4.1.1. Experimental Hardware and Software Environment

The hardware platform used in the experiments was the Xilinx VC709 FPGA development board. This board offers high parallelism, flexibility, low latency, high-bandwidth interfaces and robust development tools, which facilitate the development of efficient, customizable and low-power erasure coding acceleration solutions. Table 4, Table 5 and Table 6 present the primary parameters of the experimental hardware environment. Meanwhile, Table 7 details the main parameters of the software environment.

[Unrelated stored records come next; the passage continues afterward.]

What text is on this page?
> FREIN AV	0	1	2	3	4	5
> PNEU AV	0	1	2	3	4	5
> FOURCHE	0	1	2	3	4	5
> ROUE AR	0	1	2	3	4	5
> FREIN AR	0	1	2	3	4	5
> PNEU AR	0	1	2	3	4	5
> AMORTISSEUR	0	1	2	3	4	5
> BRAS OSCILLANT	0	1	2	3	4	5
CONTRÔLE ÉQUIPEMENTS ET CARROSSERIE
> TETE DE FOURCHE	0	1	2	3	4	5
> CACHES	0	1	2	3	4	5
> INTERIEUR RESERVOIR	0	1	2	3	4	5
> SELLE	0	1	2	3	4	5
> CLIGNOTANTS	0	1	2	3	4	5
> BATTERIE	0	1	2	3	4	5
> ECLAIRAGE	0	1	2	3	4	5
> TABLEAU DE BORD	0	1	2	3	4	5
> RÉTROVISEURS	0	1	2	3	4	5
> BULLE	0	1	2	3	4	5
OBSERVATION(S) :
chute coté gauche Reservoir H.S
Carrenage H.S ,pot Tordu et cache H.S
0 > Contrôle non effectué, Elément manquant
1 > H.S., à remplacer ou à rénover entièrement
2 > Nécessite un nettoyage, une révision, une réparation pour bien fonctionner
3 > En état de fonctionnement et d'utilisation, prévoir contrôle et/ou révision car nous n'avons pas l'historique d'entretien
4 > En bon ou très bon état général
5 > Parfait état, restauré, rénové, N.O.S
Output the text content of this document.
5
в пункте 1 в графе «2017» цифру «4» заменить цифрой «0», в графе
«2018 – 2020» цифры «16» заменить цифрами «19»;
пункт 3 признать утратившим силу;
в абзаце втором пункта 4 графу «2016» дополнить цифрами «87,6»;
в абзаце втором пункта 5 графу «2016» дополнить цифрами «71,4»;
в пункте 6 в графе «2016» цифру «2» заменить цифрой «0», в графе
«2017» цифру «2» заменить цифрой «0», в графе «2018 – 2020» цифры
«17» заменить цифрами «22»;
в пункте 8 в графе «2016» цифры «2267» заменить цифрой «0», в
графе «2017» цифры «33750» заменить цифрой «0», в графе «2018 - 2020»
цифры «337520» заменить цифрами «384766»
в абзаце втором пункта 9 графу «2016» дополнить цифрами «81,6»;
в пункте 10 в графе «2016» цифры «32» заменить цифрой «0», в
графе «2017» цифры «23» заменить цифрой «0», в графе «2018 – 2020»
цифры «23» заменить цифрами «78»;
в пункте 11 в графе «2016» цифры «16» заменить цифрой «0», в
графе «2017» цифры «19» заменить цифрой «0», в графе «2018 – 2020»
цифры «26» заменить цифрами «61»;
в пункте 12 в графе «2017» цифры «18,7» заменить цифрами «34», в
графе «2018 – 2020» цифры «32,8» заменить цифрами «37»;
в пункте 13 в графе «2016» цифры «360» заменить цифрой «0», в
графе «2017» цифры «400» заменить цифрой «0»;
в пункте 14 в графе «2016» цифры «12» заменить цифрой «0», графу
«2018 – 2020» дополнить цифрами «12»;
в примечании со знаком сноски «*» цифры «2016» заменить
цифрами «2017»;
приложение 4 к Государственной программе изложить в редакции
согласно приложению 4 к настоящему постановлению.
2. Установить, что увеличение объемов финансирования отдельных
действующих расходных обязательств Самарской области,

4.1.2. Experimental Methods

The experiments were divided into two parts: testing with native Ceph plugins and testing with LFEC-Accelerator. In the context of the Ceph distributed storage system, for our comparative analysis, we selected the natively supported erasure code plugins—Jerasure, Clay, ISA and Shec—as the most appropriate subjects. These plugins are widely utilized in the industry and represent the most common and established erasure coding solutions within the Ceph ecosystem. They have been extensively tested and optimized by the Ceph community, providing a reliable and credible baseline for evaluating our proposed LFEC-Accelerator solution. Our selection prioritized plugins that offered the most persuasive performance benchmarks, and were widely accepted within the Ceph community. This decision was made to avoid uncertainties in variable control and to ensure that our evaluation results remain highly reliable and relevant to the field.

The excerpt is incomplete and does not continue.